# Crane Sports Friedfischangel 5,20m



## oocyranooo (27. Februar 2008)

Hallo,#h

weiss jemand von Euch Angelprofis was das für eine Rute ist?
Habe sie im Net ersteigert und kann sie leider nicht bei Google finden. 
Ansich scheint sie ganz gut zu sein. Sie ist 5,20m lang, Teleskoprute mit Korkgriff, 40 bis 90 gramm Wurfgewicht. 

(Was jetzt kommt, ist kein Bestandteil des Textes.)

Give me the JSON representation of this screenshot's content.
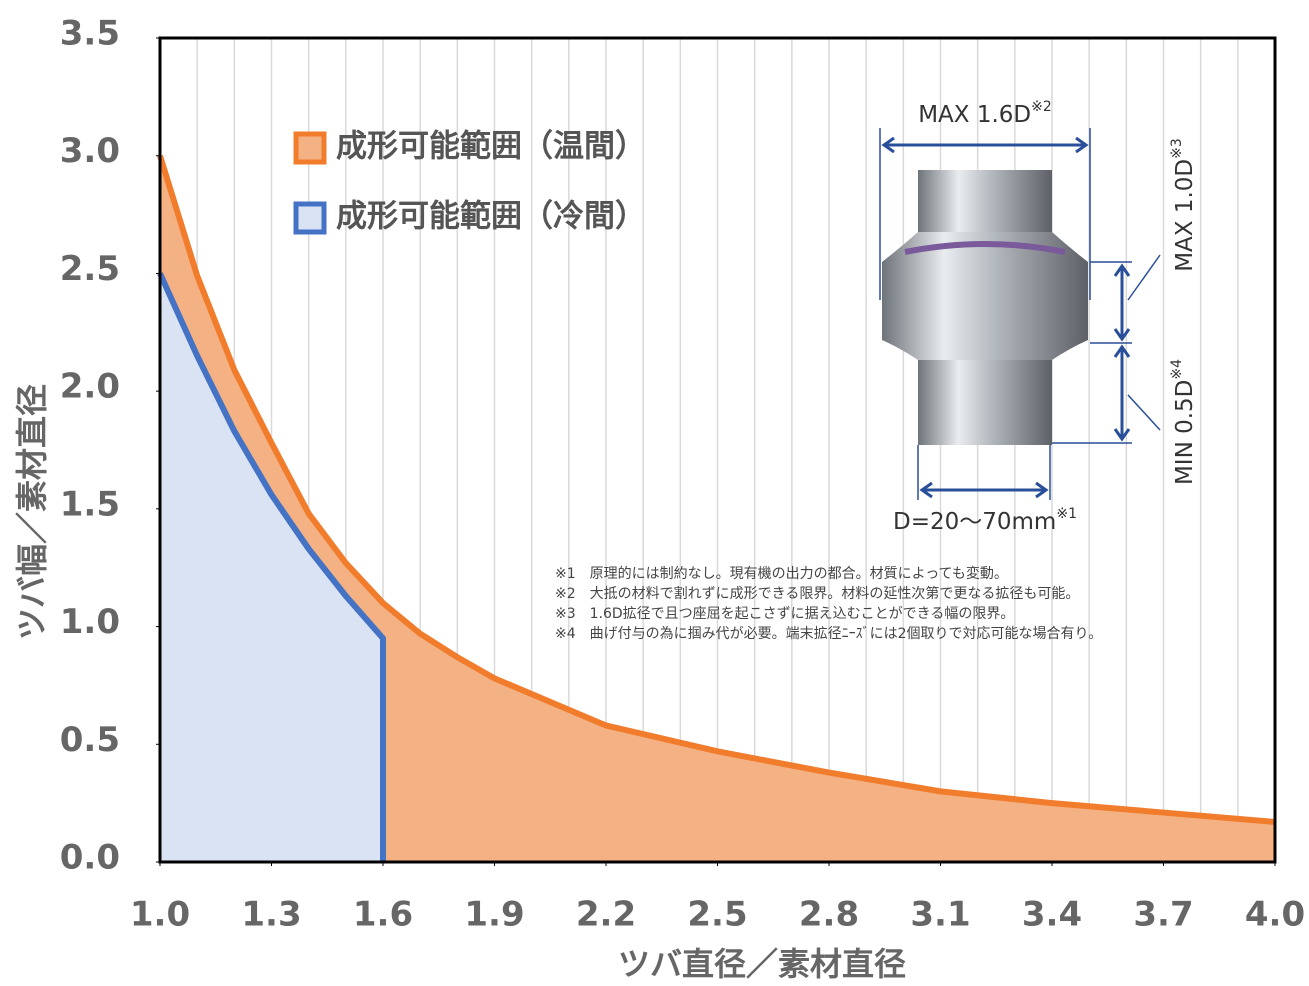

Bitte sagt mir ob sie einer kennt und wie sie so ist. Kenne die Marke auch garnicht.

Danke Marcel


----------



## höcht (27. Februar 2008)

*AW: Crane Sports Friedfischangel 5,20m*

crane an sich hab ich noch nicht gefischt werd ich aber schätzungsweise nicht da ich ruten von crane bei aldi gesehn habe. was für eine rute das ist kan ich dir leider nicht sagen, von der länge her wärs ne stipprute aber mit ringe?? vielleicht ne feederrute


----------



## oocyranooo (27. Februar 2008)

*AW: Crane Sports Friedfischangel 5,20m*

Aldi schönen Sachen. Naja 15 Euro hab ich bezahlt daher konnte ich nichts falsch machen denke ich. Aber das heisst auch nicht das sie unbedingt schlecht ist?


----------



## gründler (27. Februar 2008)

*AW: Crane Sports Friedfischangel 5,20m*

hi
40-90gr Wurfgewicht ne Stippe eher ne Allround oder Grundrute aber ne Stippe das muß ja dann ne Bolo xxxl Wurfgewicht sein.
Und die Marke kenn ich auch nur vom Aldi.
lg


----------



## Living Dead (27. Februar 2008)

*AW: Crane Sports Friedfischangel 5,20m*

Mit das Beste was es aktuell auf dem Weltmarkt gibt. Neupreis liegt fast bei dem eines Kleinwagens.


----------



## oocyranooo (27. Februar 2008)

*AW: Crane Sports Friedfischangel 5,20m*

@Living Dead na dann kannst du sie ja von mir abkaufen für den Wahnsinnspreis von 200 Eus.|rolleyes Sparst du ungemein.


----------



## Living Dead (27. Februar 2008)

*AW: Crane Sports Friedfischangel 5,20m*

Kleinwagen kost bei mir 3,99.


----------



## Donnerkrähe (29. Februar 2008)

*AW: Crane Sports Friedfischangel 5,20m*

Hallo,
ich habe mit den Ruten vom Aldi bis jetzt schlechte erfahrungen gemacht........  So als Ferienangel lohnt sich das bei dem Preis, aber um intensiv damit zu fischen sind die nich geeignet. Meiner Erfahrung nach.


----------



## Franky D (29. Februar 2008)

*AW: Crane Sports Friedfischangel 5,20m*

ist definitiv von Aldi hab mir die ruten damals bei aldi mal angehsehen und war sehr wenig davon angetan. al sferienangel oder für 3-4mal angeln im jahr sollte sie dennoch angeln


----------



## oocyranooo (29. Februar 2008)

*AW: Crane Sports Friedfischangel 5,20m*

Hmm na dann. Trotzdem Danke schön


----------